Vragen en opmerkingen van de leden van de SP-fractie

De leden van de SP-fractie danken u voor de beantwoording van de gestelde vragen. Tot hun teleurstelling blijken cruciale vragen echter meer niet dan wel volledig beantwoord te zijn. Daarnaast versterkt de door deze leden nieuw ontvangen informatie uit Wob/Woo-verzoeken het beeld dat er in de gevolgde procedure cruciale momenten zijn geweest waarbij de vraag moet worden gesteld of er sprake is geweest van het toewerken naar een gewenste uitkomst.
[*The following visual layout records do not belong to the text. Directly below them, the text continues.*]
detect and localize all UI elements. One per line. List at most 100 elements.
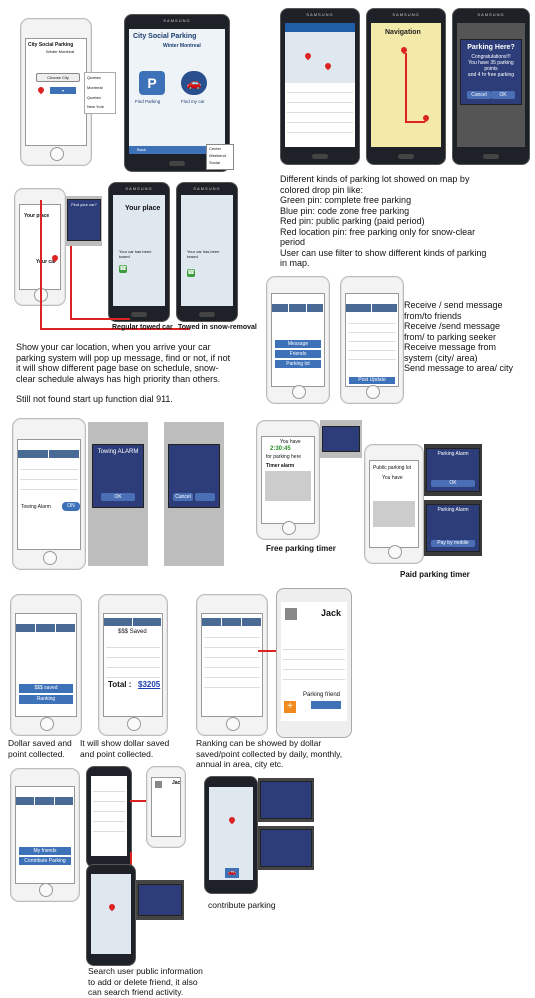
tab[interactable] xyxy=(18,449,49,458)
phone-icon[interactable]: ☎ xyxy=(119,265,127,274)
ranking-row[interactable] xyxy=(204,650,260,659)
tab[interactable] xyxy=(306,304,324,313)
red-pin-icon[interactable] xyxy=(227,816,237,825)
ranking-row[interactable] xyxy=(204,660,260,669)
list-item[interactable] xyxy=(287,125,353,133)
ranking-row[interactable] xyxy=(204,670,260,679)
red-pin-icon[interactable] xyxy=(323,61,333,71)
car-icon[interactable]: 🚗 xyxy=(225,868,239,879)
towing-alarm-toggle[interactable]: ON xyxy=(62,501,80,511)
ok-button[interactable]: OK xyxy=(491,90,515,99)
red-pin-icon[interactable] xyxy=(303,51,313,61)
ranking-row[interactable] xyxy=(204,680,260,689)
friend-row[interactable] xyxy=(93,784,125,792)
list-item[interactable] xyxy=(287,115,353,123)
tab[interactable] xyxy=(56,624,76,633)
home-button[interactable] xyxy=(292,385,306,400)
friend-row[interactable] xyxy=(93,824,125,832)
home-button[interactable] xyxy=(131,311,147,317)
social-share-icon[interactable] xyxy=(311,701,341,710)
cancel-button[interactable]: Cancel xyxy=(467,90,491,99)
city-menu-item[interactable]: New York xyxy=(87,104,104,109)
ranking-row[interactable] xyxy=(204,630,260,639)
home-button[interactable] xyxy=(43,550,57,565)
message-row[interactable] xyxy=(348,334,396,343)
home-button[interactable] xyxy=(40,716,54,731)
tab[interactable] xyxy=(49,449,80,458)
filter-menu-item[interactable]: Center xyxy=(209,146,221,151)
find-parking-icon[interactable]: P xyxy=(139,71,165,96)
tab[interactable] xyxy=(222,618,242,627)
tab[interactable] xyxy=(133,618,162,627)
home-button[interactable] xyxy=(39,883,53,898)
tab[interactable] xyxy=(16,797,36,806)
red-pin-icon[interactable] xyxy=(107,902,117,912)
city-menu-item[interactable]: Montreal xyxy=(87,85,103,90)
choose-city-button[interactable]: Choose City xyxy=(36,72,80,82)
menu-message-button[interactable]: Message xyxy=(275,340,321,349)
friend-row[interactable] xyxy=(93,794,125,802)
menu-parking-lot-button[interactable]: Parking lot xyxy=(275,360,321,369)
city-menu-item[interactable]: Quebec xyxy=(87,95,101,100)
list-item[interactable] xyxy=(287,85,353,93)
tab[interactable] xyxy=(346,304,372,313)
tab[interactable] xyxy=(54,797,74,806)
timer-picker[interactable] xyxy=(373,501,415,528)
tab[interactable] xyxy=(372,304,398,313)
search-row[interactable] xyxy=(20,482,78,490)
tab[interactable] xyxy=(289,304,307,313)
message-row[interactable] xyxy=(348,325,396,334)
friend-row[interactable] xyxy=(93,804,125,812)
home-button[interactable] xyxy=(226,716,240,731)
tab[interactable] xyxy=(202,618,222,627)
friend-row[interactable] xyxy=(93,814,125,822)
home-button[interactable] xyxy=(366,385,380,400)
tab[interactable] xyxy=(242,618,262,627)
home-button[interactable] xyxy=(50,146,64,161)
timer-picker[interactable] xyxy=(265,471,311,502)
list-item[interactable] xyxy=(287,105,353,113)
home-button[interactable] xyxy=(312,154,328,160)
message-row[interactable] xyxy=(348,343,396,352)
contribute-parking-button[interactable]: Contribute Parking xyxy=(19,857,71,866)
home-button[interactable] xyxy=(169,161,185,167)
add-friend-icon[interactable]: + xyxy=(284,701,296,714)
menu-friends-button[interactable]: Friends xyxy=(275,350,321,359)
filter-menu-item[interactable]: Social xyxy=(209,160,220,165)
ranking-row[interactable] xyxy=(204,640,260,649)
list-item[interactable] xyxy=(287,95,353,103)
home-button[interactable] xyxy=(398,154,414,160)
saved-button[interactable]: $$$ saved xyxy=(19,684,73,694)
home-button[interactable] xyxy=(483,154,499,160)
tab[interactable] xyxy=(36,624,56,633)
find-my-car-icon[interactable]: 🚗 xyxy=(181,71,207,96)
ranking-button[interactable]: Ranking xyxy=(19,695,73,705)
confirm-button[interactable] xyxy=(195,493,215,501)
post-update-button[interactable]: Post Update xyxy=(349,376,395,384)
filter-menu-item[interactable]: Weekend xyxy=(209,153,226,158)
find-my-car-label[interactable]: Find my car xyxy=(181,99,205,104)
message-row[interactable] xyxy=(348,316,396,325)
navigation-samsung: SAMSUNG Navigation xyxy=(366,8,446,165)
home-button[interactable] xyxy=(127,716,141,731)
ok-button[interactable]: OK xyxy=(431,480,475,487)
pay-by-mobile-button[interactable]: Pay by mobile xyxy=(431,540,475,547)
find-parking-label[interactable]: Find Parking xyxy=(135,99,160,104)
home-button[interactable] xyxy=(388,545,402,560)
search-row[interactable] xyxy=(20,462,78,470)
message-row[interactable] xyxy=(348,352,396,361)
tab[interactable] xyxy=(272,304,290,313)
home-button[interactable] xyxy=(199,311,215,317)
city-select[interactable]: ▾ xyxy=(50,86,76,94)
my-friends-button[interactable]: My friends xyxy=(19,847,71,856)
tab[interactable] xyxy=(16,624,36,633)
city-menu-item[interactable]: Quebec xyxy=(87,75,101,80)
tab[interactable] xyxy=(104,618,133,627)
phone-icon[interactable]: ☎ xyxy=(187,269,195,278)
search-row[interactable] xyxy=(20,472,78,480)
ok-button[interactable]: OK xyxy=(101,493,135,501)
cancel-button[interactable]: Cancel xyxy=(173,493,193,501)
tab[interactable] xyxy=(35,797,55,806)
back-button[interactable]: Back xyxy=(137,147,146,152)
home-button[interactable] xyxy=(282,521,296,536)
De leden van de SP-fractie willen, naar zij hopen ten overvloede, erop wijzen dat de gestelde vragen worden gesteld in het kader van de inlichtingenplicht, zoals verwoord in artikel 68 Grondwet. Zij merken op dat waar in de beslisnota bij de beantwoording van de vragen ambtelijk wordt opgemerkt: «De recente parlementaire vragen kunnen echter de indruk wekken dat de RCR-procedure of de locatie nog ter discussie staat», dat voor de leden van de SP-fractie, op grond van aanvullend ontvangen Wob/Woo-informatie die nog steeds wordt aangevuld, zowel de uitvoering van de RCR-procedure als de keuze voor Herwijnen als locatie nog steeds nadrukkelijk ter discussie staan.

In reactie op bovenstaande verwijs ik graag naar het antwoord op bovenstaande vraag.

Deze leden hebben grote zorgen over het nakomen van hun wettelijke verplichtingen bij gedane Wob/Woo-verzoeken door aanvragers, door partijen die bij de RCR-procedure zijn betrokken. De wettelijke termijnen worden door alle aangeschreven partijen ver overschreden. Daarmee worden de aanvragers op een informatieachterstand gezet en de leden van de SP-fractie achten dat uiterst ongewenst en schadelijk voor het vertrouwen in de overheid. Ter illustratie wijzen deze leden op de afhandeling van verzoeken van najaar 2020: zo duurde beantwoording door het Ministerie van Defensie ruim een jaar, door het Ministerie van EZK vijf maanden, door het Ministerie van Binnenlandse Zaken ruim twee jaar, werd er van het Ministerie van VWS al meer dan twee jaar nog niets ontvangen en weigert TNO iedere medewerking, zo constateren deze leden. In strijd met de wettelijke verplichtingen die voor ieder ministerie afzonderlijk gelden, heeft een medewerker van het Rijksvastgoedbedrijf aan aanvragers laten weten dat het Ministerie van Defensie de Wob/Woo-verzoeken coördineert voor de ministeries van Binnenlandse Zaken en het Ministerie van VWS.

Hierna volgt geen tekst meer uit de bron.